What is the significance of the setting in "The Pedestrian" by Ray Bradbury?

Expert Answers
sciftw eNotes educator| Certified Educator

One important piece of the setting is the fact that the story takes place in the year 2053. That's still the future for current readers, but that date is fast approaching. Bradbury published the story in 1951. That means the setting that he writes about in this story is a setting that he imagines 102 years into the future. For me, the actual date of the setting isn't important. What's important is that the setting is in the future. It's far enough in the future to feel far off, but close enough to serve as a warning to parents and future grandparents.

Bradbury further deepens the setting's familiarity to readers by placing his story in a familiar location. His story doesn't take place on some other planet. "The Pedestrian" takes place in an average, American neighborhood. It's immediately familiar to readers.

The familiarity of the setting is what allows the warning of this story to have such a big impact. People currently enjoy coming home and watching TV at night. I have a dog. I walk her just after eight o'clock every night. I hardly ever see anybody else walking. What I do see is a lot of homes lit up with light from the television screen. Mead's experience is not that weird for me. I teach a media class, and I've been tracking television and media consumption stats for over a decade now. Total media consumption, especially screen time, is still on the rise. The average media consumption time for an American is right around twelve hours per day. That's up about 90 minutes from two years ago. The world that Mead is walking in is a believable world to me, and that is why the setting is significant. Bradbury took what he saw and extended it to an awful conclusion; however, I don't see much evidence to show that Bradbury was wrong. 

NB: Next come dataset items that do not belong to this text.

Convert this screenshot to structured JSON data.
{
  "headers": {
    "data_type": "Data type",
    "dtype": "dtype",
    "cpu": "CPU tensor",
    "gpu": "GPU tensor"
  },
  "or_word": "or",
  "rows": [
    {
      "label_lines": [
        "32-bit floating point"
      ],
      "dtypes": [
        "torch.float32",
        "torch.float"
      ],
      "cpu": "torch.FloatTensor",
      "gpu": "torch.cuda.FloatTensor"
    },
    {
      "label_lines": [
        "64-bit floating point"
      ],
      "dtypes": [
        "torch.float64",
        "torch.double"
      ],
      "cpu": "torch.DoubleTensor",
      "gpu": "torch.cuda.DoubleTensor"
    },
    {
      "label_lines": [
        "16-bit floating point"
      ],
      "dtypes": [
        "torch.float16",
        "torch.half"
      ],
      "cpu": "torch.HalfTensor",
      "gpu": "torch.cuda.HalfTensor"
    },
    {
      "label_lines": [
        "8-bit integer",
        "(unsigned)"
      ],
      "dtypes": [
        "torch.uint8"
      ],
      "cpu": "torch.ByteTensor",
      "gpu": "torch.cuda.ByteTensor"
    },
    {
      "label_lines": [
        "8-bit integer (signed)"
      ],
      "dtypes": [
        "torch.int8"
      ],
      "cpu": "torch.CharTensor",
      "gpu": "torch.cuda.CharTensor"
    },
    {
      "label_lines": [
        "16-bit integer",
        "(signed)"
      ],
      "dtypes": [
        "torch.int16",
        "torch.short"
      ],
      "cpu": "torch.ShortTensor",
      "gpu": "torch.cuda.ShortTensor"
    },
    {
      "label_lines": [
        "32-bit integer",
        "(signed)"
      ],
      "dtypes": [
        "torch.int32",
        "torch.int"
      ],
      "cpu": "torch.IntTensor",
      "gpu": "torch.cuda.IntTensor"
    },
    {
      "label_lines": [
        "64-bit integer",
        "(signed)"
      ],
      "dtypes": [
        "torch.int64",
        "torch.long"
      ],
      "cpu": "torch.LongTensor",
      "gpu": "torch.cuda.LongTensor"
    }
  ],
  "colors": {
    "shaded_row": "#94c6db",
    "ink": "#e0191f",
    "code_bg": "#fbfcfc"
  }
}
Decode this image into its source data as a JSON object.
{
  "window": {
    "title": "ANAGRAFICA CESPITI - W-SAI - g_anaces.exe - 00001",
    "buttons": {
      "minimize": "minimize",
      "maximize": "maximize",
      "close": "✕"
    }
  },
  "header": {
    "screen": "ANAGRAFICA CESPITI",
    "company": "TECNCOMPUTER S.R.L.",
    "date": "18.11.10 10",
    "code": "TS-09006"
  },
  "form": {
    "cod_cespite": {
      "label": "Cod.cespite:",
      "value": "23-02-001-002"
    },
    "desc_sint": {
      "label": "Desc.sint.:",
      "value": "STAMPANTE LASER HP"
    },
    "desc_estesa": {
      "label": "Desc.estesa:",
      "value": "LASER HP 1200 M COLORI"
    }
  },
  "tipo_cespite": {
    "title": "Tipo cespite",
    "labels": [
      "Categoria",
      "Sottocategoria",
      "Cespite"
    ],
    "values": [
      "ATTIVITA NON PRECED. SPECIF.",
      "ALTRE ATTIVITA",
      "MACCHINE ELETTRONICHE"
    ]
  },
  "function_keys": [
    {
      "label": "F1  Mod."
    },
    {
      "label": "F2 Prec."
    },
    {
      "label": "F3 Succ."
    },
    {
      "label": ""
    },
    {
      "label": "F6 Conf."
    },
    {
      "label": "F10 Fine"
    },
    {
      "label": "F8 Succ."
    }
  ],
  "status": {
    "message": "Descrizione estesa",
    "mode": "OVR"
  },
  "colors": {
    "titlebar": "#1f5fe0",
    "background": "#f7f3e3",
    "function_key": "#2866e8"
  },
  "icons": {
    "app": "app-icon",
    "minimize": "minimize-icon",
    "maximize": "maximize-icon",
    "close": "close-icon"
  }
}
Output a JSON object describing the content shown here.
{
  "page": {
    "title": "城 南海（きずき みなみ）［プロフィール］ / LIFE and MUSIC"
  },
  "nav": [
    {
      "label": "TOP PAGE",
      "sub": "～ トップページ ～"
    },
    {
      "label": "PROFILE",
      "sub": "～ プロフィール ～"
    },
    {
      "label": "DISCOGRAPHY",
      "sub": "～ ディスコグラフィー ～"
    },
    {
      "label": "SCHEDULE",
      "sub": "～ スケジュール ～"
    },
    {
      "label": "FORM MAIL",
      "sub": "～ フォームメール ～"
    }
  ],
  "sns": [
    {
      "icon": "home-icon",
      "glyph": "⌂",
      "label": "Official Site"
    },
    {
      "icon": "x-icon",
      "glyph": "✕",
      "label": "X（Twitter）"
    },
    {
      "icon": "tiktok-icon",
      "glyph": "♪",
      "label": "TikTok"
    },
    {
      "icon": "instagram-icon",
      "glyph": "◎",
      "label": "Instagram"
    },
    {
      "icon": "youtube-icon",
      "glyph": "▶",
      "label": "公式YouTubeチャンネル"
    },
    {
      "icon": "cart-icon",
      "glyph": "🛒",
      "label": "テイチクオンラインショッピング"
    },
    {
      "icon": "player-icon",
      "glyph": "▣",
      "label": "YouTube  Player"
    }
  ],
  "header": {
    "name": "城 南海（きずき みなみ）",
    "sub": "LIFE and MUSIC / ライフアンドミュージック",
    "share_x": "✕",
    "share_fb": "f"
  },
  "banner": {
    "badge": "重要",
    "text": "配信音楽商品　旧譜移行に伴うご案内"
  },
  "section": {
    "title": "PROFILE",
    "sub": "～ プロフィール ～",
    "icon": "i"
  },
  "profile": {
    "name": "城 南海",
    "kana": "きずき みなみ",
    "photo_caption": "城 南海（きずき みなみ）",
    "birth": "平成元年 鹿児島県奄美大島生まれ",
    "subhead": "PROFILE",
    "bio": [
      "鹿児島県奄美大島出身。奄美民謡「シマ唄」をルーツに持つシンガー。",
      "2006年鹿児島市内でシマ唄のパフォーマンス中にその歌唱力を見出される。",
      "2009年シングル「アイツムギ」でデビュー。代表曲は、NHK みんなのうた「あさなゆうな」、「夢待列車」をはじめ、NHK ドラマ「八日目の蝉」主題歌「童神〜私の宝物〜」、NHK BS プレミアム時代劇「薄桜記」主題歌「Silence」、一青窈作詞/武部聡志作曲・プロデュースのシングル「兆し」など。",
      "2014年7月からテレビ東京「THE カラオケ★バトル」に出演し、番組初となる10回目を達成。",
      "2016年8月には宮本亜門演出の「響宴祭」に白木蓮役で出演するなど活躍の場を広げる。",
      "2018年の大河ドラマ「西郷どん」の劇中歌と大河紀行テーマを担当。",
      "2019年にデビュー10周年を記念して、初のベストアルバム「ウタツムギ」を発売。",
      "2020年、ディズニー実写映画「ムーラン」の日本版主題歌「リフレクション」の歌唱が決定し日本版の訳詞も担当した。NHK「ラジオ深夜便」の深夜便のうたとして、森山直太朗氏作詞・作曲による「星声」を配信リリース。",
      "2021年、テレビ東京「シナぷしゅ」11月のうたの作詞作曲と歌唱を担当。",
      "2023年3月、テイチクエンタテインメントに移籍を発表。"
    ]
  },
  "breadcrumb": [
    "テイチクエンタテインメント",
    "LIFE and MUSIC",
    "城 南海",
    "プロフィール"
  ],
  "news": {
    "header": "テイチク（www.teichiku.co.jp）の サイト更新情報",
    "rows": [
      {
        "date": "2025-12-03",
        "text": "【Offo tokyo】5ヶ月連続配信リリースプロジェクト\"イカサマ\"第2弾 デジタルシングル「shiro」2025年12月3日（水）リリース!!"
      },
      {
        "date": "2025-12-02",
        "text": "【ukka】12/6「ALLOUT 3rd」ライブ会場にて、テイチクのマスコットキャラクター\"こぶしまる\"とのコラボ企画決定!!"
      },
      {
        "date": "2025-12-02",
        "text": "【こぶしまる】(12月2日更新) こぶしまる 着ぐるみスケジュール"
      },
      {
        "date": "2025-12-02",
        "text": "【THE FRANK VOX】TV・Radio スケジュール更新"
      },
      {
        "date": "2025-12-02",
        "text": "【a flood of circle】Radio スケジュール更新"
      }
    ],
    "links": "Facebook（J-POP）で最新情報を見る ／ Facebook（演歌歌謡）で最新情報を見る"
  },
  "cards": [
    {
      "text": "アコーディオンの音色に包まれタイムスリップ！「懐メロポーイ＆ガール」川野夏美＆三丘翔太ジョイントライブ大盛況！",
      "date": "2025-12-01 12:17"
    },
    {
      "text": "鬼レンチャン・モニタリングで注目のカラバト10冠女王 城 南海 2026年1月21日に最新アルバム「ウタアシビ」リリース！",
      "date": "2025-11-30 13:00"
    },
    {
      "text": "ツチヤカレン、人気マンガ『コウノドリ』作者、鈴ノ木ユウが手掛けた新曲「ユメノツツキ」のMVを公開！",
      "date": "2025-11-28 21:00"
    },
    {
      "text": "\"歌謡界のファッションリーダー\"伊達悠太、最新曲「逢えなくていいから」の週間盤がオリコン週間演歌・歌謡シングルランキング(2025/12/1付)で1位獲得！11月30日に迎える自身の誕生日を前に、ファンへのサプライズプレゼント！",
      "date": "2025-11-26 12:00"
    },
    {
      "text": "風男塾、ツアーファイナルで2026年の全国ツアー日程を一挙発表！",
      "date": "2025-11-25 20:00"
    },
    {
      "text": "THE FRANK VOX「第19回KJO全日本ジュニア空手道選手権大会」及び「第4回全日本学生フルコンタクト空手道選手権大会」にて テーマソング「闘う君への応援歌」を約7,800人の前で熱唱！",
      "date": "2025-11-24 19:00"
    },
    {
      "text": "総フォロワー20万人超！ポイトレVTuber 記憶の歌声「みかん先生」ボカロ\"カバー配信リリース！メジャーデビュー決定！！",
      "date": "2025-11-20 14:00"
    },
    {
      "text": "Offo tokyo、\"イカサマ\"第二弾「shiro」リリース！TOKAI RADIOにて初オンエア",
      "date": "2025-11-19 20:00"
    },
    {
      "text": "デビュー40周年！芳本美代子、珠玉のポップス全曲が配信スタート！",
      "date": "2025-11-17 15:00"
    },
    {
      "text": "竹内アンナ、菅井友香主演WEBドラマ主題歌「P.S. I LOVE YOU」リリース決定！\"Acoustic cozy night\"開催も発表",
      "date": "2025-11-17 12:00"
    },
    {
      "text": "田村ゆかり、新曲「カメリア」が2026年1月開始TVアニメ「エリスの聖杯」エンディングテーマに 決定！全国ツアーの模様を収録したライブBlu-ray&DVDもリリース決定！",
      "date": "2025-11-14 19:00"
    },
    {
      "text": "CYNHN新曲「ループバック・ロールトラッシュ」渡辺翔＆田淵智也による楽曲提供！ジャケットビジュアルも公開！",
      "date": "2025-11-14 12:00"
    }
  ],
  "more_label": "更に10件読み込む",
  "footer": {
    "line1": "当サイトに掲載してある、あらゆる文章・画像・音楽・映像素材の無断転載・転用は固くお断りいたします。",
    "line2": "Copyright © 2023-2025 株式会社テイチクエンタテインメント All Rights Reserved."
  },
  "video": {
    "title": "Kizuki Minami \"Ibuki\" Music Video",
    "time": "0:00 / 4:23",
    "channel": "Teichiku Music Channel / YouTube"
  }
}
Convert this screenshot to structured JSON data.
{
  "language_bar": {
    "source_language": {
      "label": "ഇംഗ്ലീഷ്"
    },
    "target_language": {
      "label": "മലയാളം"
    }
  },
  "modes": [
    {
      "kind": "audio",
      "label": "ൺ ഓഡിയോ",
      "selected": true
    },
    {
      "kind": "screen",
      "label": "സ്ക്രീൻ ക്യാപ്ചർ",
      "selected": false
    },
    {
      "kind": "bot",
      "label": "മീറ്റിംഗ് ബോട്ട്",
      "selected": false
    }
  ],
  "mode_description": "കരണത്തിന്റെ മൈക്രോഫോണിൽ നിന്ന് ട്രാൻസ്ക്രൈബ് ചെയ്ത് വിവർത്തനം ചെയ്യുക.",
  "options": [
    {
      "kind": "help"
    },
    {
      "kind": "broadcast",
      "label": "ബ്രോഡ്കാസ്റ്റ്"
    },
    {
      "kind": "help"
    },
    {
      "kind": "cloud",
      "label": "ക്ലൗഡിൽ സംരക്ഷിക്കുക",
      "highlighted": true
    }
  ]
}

Ashley Kannan eNotes educator| Certified Educator

The setting is significant in a couple of ways.  Bradbury's setting is one in which there is no signs of human life around Leonard Mead. He walks on his own, apart from others and away from the conformist world controlled by television and established norms of acceptable behavior.  The desert that he envisions is representative of how the setting is one where Leonard is on his own and apart from all other social interactions.  It is a setting where Leonard reveres his individuality and uniqueness.  

However, it is this very condition of the setting that establishes the conflict.  Leonard's conflict with the police is brought on because Leonard's behavior in the setting is unusual.  He is seen as a threat because he is fundamentally different from everyone else.  In a world where society is conditioned to get married, live in a suburban- like setting, watch television each night and remain inwardly driven, Leonard is an anomaly.  The setting reveals that such behavior is not accepted and that it must be removed immediately.  Leonard's voice as an individual is eliminated in the setting that Bradbury offers.  The Psychiatric Center for Research on Regressive Tendencies is the setting's only answer for people like Leonard.  This setting is the basis of the conflict in the Bradbury story.